Postby drifting cloud » Wed Feb 13, 2013 1:23 am

SarathW wrote:I am just think in term of six senses and ten fetters. Is there something you let go last?


The fetters are probably the best way to think of this; the last fetters that the arahat severs are:

desire for material rebirth
desire for immaterial rebirth
conceit
restlessness
ignorance

Based on this it appears that fundamental ignorance is the last fetter to be uprooted; since this is the root cause of suffering identified in the 12 links of dependent origination, ending this would put an end to "this whole mass of suffering".

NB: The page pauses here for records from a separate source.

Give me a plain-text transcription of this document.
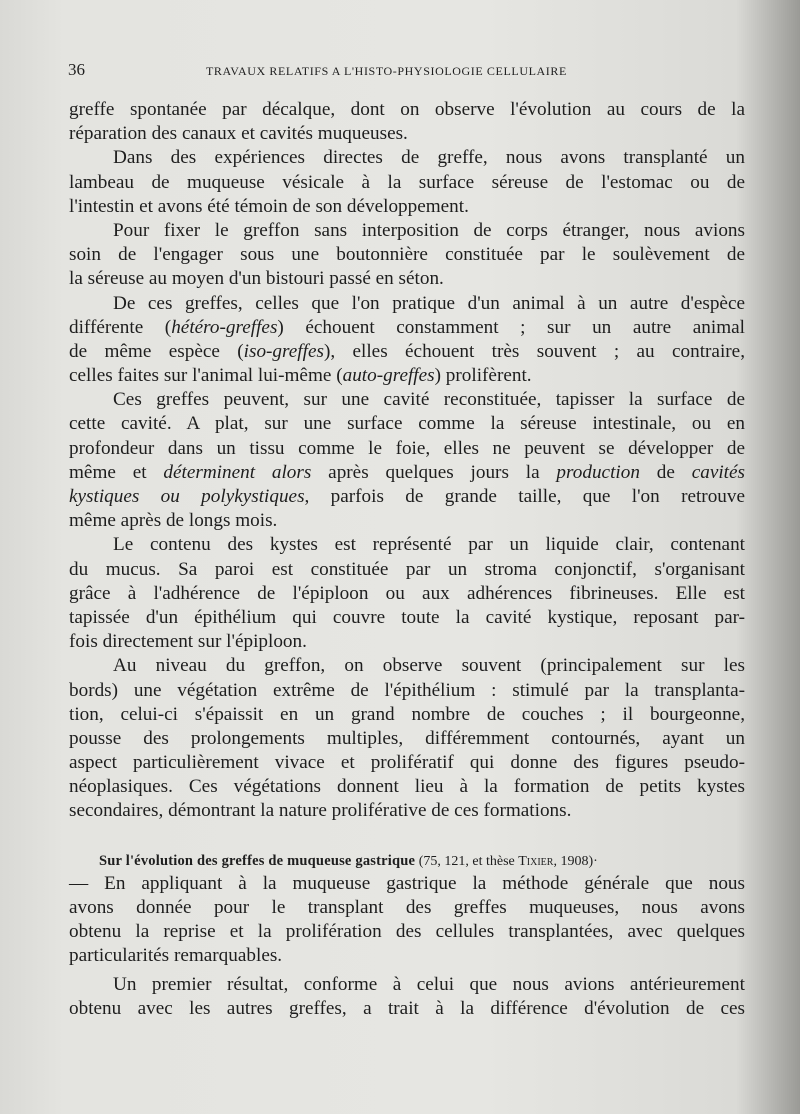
36	TRAVAUX RELATIFS A L'HISTO-PHYSIOLOGIE CELLULAIRE
greffe spontanée par décalque, dont on observe l'évolution au cours de la
réparation des canaux et cavités muqueuses.
Dans des expériences directes de greffe, nous avons transplanté un
lambeau de muqueuse vésicale à la surface séreuse de l'estomac ou de
l'intestin et avons été témoin de son développement.
Pour fixer le greffon sans interposition de corps étranger, nous avions
soin de l'engager sous une boutonnière constituée par le soulèvement de
la séreuse au moyen d'un bistouri passé en séton.
De ces greffes, celles que l'on pratique d'un animal à un autre d'espèce
différente (hétéro-greffes) échouent constamment ; sur un autre animal
de même espèce (iso-greffes), elles échouent très souvent ; au contraire,
celles faites sur l'animal lui-même (auto-greffes) prolifèrent.
Ces greffes peuvent, sur une cavité reconstituée, tapisser la surface de
cette cavité. A plat, sur une surface comme la séreuse intestinale, ou en
profondeur dans un tissu comme le foie, elles ne peuvent se développer de
même et déterminent alors après quelques jours la production de cavités
kystiques ou polykystiques, parfois de grande taille, que l'on retrouve
même après de longs mois.
Le contenu des kystes est représenté par un liquide clair, contenant
du mucus. Sa paroi est constituée par un stroma conjonctif, s'organisant
grâce à l'adhérence de l'épiploon ou aux adhérences fibrineuses. Elle est
tapissée d'un épithélium qui couvre toute la cavité kystique, reposant par-
fois directement sur l'épiploon.
Au niveau du greffon, on observe souvent (principalement sur les
bords) une végétation extrême de l'épithélium : stimulé par la transplanta-
tion, celui-ci s'épaissit en un grand nombre de couches ; il bourgeonne,
pousse des prolongements multiples, différemment contournés, ayant un
aspect particulièrement vivace et prolifératif qui donne des figures pseudo-
néoplasiques. Ces végétations donnent lieu à la formation de petits kystes
secondaires, démontrant la nature proliférative de ces formations.
Sur l'évolution des greffes de muqueuse gastrique (75, 121, et thèse Tixier, 1908)·
— En appliquant à la muqueuse gastrique la méthode générale que nous
avons donnée pour le transplant des greffes muqueuses, nous avons
obtenu la reprise et la prolifération des cellules transplantées, avec quelques
particularités remarquables.
Un premier résultat, conforme à celui que nous avions antérieurement
obtenu avec les autres greffes, a trait à la différence d'évolution de ces
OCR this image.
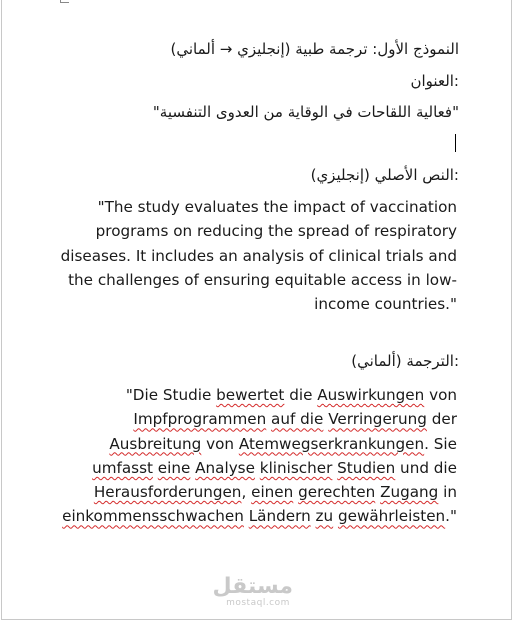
النموذج الأول: ترجمة طبية (إنجليزي → ألماني)
:العنوان
"فعالية اللقاحات في الوقاية من العدوى التنفسية"
:النص الأصلي (إنجليزي)
"The study evaluates the impact of vaccination
programs on reducing the spread of respiratory
diseases. It includes an analysis of clinical trials and
the challenges of ensuring equitable access in low-
income countries."
:الترجمة (ألماني)
"Die Studie bewertet die Auswirkungen von
Impfprogrammen auf die Verringerung der
Ausbreitung von Atemwegserkrankungen. Sie
umfasst eine Analyse klinischer Studien und die
Herausforderungen, einen gerechten Zugang in
einkommensschwachen Ländern zu gewährleisten."
مستقل
mostaql.com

The ending of the last five fetters is described in the Khemaka Sutta:

"In the same way, friends, even though a noble disciple has abandoned the five lower fetters, he still has with regard to the five clinging-aggregates a lingering residual 'I am' conceit, an 'I am' desire, an 'I am' obsession. But at a later time he keeps focusing on the phenomena of arising & passing away with regard to the five clinging-aggregates: 'Such is form, such its origin, such its disappearance. Such is feeling... Such is perception... Such are fabrications... Such is consciousness, such its origin, such its disappearance.' As he keeps focusing on the arising & passing away of these five clinging-aggregates, the lingering residual 'I am' conceit, 'I am' desire, 'I am' obsession is fully obliterated."


An extremely subtle clinging to self seems to be last thing to let go of.